Data Cache for Remote Reads

When Impala compute nodes and its storage are not co-located, the network bandwidth requirement goes up as the network traffic includes the data fetch as well as the shuffling exchange traffic of intermediate results.

To mitigate the pressure on the network, you can enable the compute nodes to cache the working set read from remote filesystems, such as, remote HDFS data node, S3, ABFS, ADLS.

To enable remote data cache, set the --data_cache Impala Daemon start-up flag as below:

--data_cache=dir1,dir2,dir3,...:quota

The flag is set to a list of directories, separated by ,, followed by a :, and a capacity quota per directory.

If set to an empty string, data caching is disabled.

Cached data is stored in the specified directories.

The specified directories must exist in the local filesystem of each Impala Daemon, or Impala will fail to start.

In addition, the filesystem which the directory resides in must support hole punching.

The cache can consume up to the quota bytes for each of the directories specified.

The default setting for --data_cache is an empty string.

For example, with the following setting, the data cache may use up to 1 TB, with 500 GB max in /data/0 and /data/1 respectively.
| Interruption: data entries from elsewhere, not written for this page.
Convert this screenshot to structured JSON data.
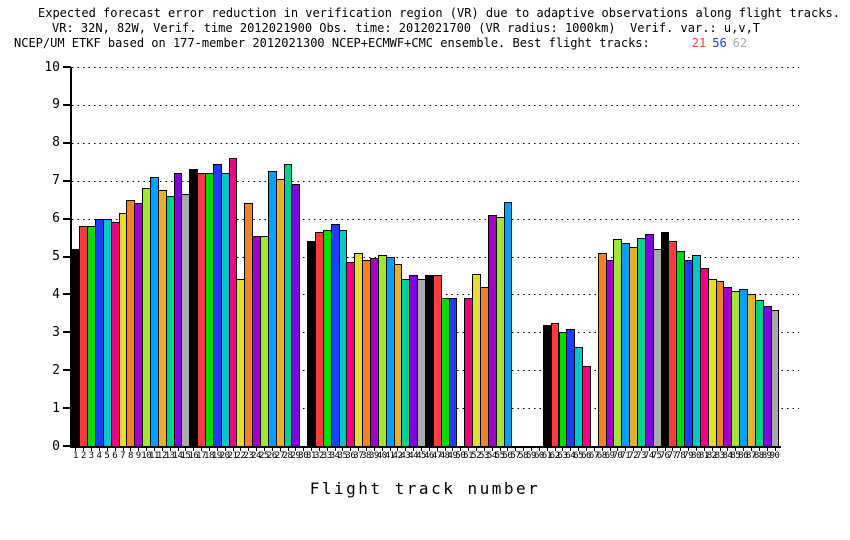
{
  "title": {
    "line1": "Expected forecast error reduction in verification region (VR) due to adaptive observations along flight tracks.",
    "line2": "VR: 32N, 82W, Verif. time 2012021900 Obs. time: 2012021700 (VR radius: 1000km)  Verif. var.: u,v,T",
    "line3_text": "NCEP/UM ETKF based on 177-member 2012021300 NCEP+ECMWF+CMC ensemble. Best flight tracks:",
    "best_tracks": [
      {
        "label": "21",
        "color": "#fa3c3c"
      },
      {
        "label": "56",
        "color": "#1e3cff"
      },
      {
        "label": "62",
        "color": "#aaaaaa"
      }
    ]
  },
  "chart_data": {
    "type": "bar",
    "title": "Expected forecast error reduction in verification region (VR) due to adaptive observations along flight tracks.",
    "xlabel": "Flight track number",
    "ylabel": "",
    "ylim": [
      0,
      10
    ],
    "yticks": [
      0,
      1,
      2,
      3,
      4,
      5,
      6,
      7,
      8,
      9,
      10
    ],
    "grid": "horizontal-dotted",
    "legend": "none",
    "x": [
      1,
      2,
      3,
      4,
      5,
      6,
      7,
      8,
      9,
      10,
      11,
      12,
      13,
      14,
      15,
      16,
      17,
      18,
      19,
      20,
      21,
      22,
      23,
      24,
      25,
      26,
      27,
      28,
      29,
      30,
      31,
      32,
      33,
      34,
      35,
      36,
      37,
      38,
      39,
      40,
      41,
      42,
      43,
      44,
      45,
      46,
      47,
      48,
      49,
      50,
      51,
      52,
      53,
      54,
      55,
      56,
      57,
      58,
      59,
      60,
      61,
      62,
      63,
      64,
      65,
      66,
      67,
      68,
      69,
      70,
      71,
      72,
      73,
      74,
      75,
      76,
      77,
      78,
      79,
      80,
      81,
      82,
      83,
      84,
      85,
      86,
      87,
      88,
      89,
      90
    ],
    "values": [
      5.2,
      5.8,
      5.8,
      6.0,
      6.0,
      5.9,
      6.15,
      6.5,
      6.4,
      6.8,
      7.1,
      6.75,
      6.6,
      7.2,
      6.65,
      7.3,
      7.2,
      7.2,
      7.45,
      7.2,
      7.6,
      4.4,
      6.4,
      5.55,
      5.55,
      7.25,
      7.05,
      7.45,
      6.9,
      null,
      5.4,
      5.65,
      5.7,
      5.85,
      5.7,
      4.85,
      5.1,
      4.9,
      4.95,
      5.05,
      5.0,
      4.8,
      4.4,
      4.5,
      4.4,
      4.5,
      4.5,
      3.9,
      3.9,
      null,
      3.9,
      4.55,
      4.2,
      6.1,
      6.05,
      6.45,
      null,
      null,
      null,
      null,
      3.2,
      3.25,
      3.0,
      3.1,
      2.6,
      2.1,
      null,
      5.1,
      4.9,
      5.45,
      5.35,
      5.25,
      5.5,
      5.6,
      5.2,
      5.65,
      5.4,
      5.15,
      4.9,
      5.05,
      4.7,
      4.4,
      4.35,
      4.2,
      4.1,
      4.15,
      4.0,
      3.85,
      3.7,
      3.6
    ],
    "missing_tracks": [
      30,
      50,
      57,
      58,
      59,
      60,
      67
    ],
    "palette_cycle15": [
      "#000000",
      "#fa3c3c",
      "#00dc00",
      "#1e3cff",
      "#00c8c8",
      "#f00082",
      "#e6dc32",
      "#f08228",
      "#a000c8",
      "#a0e632",
      "#00a0ff",
      "#e6af2d",
      "#00d28c",
      "#8200dc",
      "#aaaaaa"
    ],
    "color_rule": "bar k uses palette_cycle15[(k-1) mod 15]"
  }
}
--data_cache=/data/0,/data/1:500GB

In Impala 3.4 and higher, you can configure one of the following cache eviction policies for the data cache:

LRU (Least Recently Used--the default)
LIRS (Inter-referenece Recency Set)

LIRS is a scan-resistent, low performance-overhead policy. You configure a cache eviction policy using the --data_cache_eviction_policy Impala Daemon start-up flag:

--data_cache_eviction_policy=policy

Note: The cache item will not expire as long as the same file metadata is used in the query. This is because the cache key consists of the filename, mtime (last modified time of the file), and file offset. If the mtime in the file metadata remains unchanged, the scan request will consistently access the cache (provided that there is enough capacity).